As rates rise, the need to buy U.S. debt may not be “as extreme,” pointed out Morgan Stanley bond strategists, in a recent note. They note that with the biggest outflow of Japanese investors from U.S. credit since October 2015, there have been some signs of a slowdown already this year. when considering currency hedges, other instruments are being found to be increasingly attractive for Japanese buyers.
“The big risk is that when the cycle turns, global ‘higher-quality’ buyers may realize they have more ‘credit risk’ in portfolios than they appreciated, and these flows temporarily turn the other way,” the strategists note. They say low volatility may be masking liquidity risks.

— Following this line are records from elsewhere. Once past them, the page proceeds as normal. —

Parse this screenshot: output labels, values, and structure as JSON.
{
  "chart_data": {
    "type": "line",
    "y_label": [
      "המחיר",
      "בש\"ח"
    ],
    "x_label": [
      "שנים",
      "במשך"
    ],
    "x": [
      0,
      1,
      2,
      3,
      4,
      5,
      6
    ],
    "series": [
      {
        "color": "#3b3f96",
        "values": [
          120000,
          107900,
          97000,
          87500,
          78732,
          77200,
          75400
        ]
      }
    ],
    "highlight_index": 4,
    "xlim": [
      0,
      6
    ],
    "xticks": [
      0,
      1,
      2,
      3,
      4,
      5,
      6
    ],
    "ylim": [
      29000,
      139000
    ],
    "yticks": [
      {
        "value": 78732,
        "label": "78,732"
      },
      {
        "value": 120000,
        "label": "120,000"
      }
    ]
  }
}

“Flows from Taiwan have remained positive, but anecdotally, an increase in Formosa and local issuance in Taiwan has diverted flows away from U.S. credit into the domestic market. In addition, European investors also started the year as net sellers of U.S. credit,” the Morgan Stanley authors wrote.
A surge in U.S. debt offerings has also been helped to be supported by the hunt for yield by foreign buyers. According to Informa Global Markets, U.S. corporations are on track for another record this year with $451 billion year to date, and they had already sold a record $1.3 trillion in investment-grade debt last year.
Foreign ownership has been on the rise since the mid-1990s and is nothing new. Up from 26.5 percent the year earlier and 23 percent in 2011, in 2016, foreign investors held 28.7 percent of the U.S. credit market, Morgan Stanley reports. A decline in foreign ownership in the U.S. Treasury market, where the Fed is the largest holder is also paralleled by the rise in corporate debt holdings, analysts say.
According to Morgan Stanley, up from 20.7 percent in 2015, and with 21.5 percent in 2016, life insurance companies, once the largest holders in the credit market, are now second-biggest holder. In 1990, nearly 50 percent of the corporate bond market was held by that group.
From 9.7 percent, households, including retail investors, fell sharply in 2016 to 6.5 percent. And as banks de-leveraged, financial institutions’ ownership stake is lower by about half from 2008, and has dropped in the corporate bond market. They now hold 8.1 percent.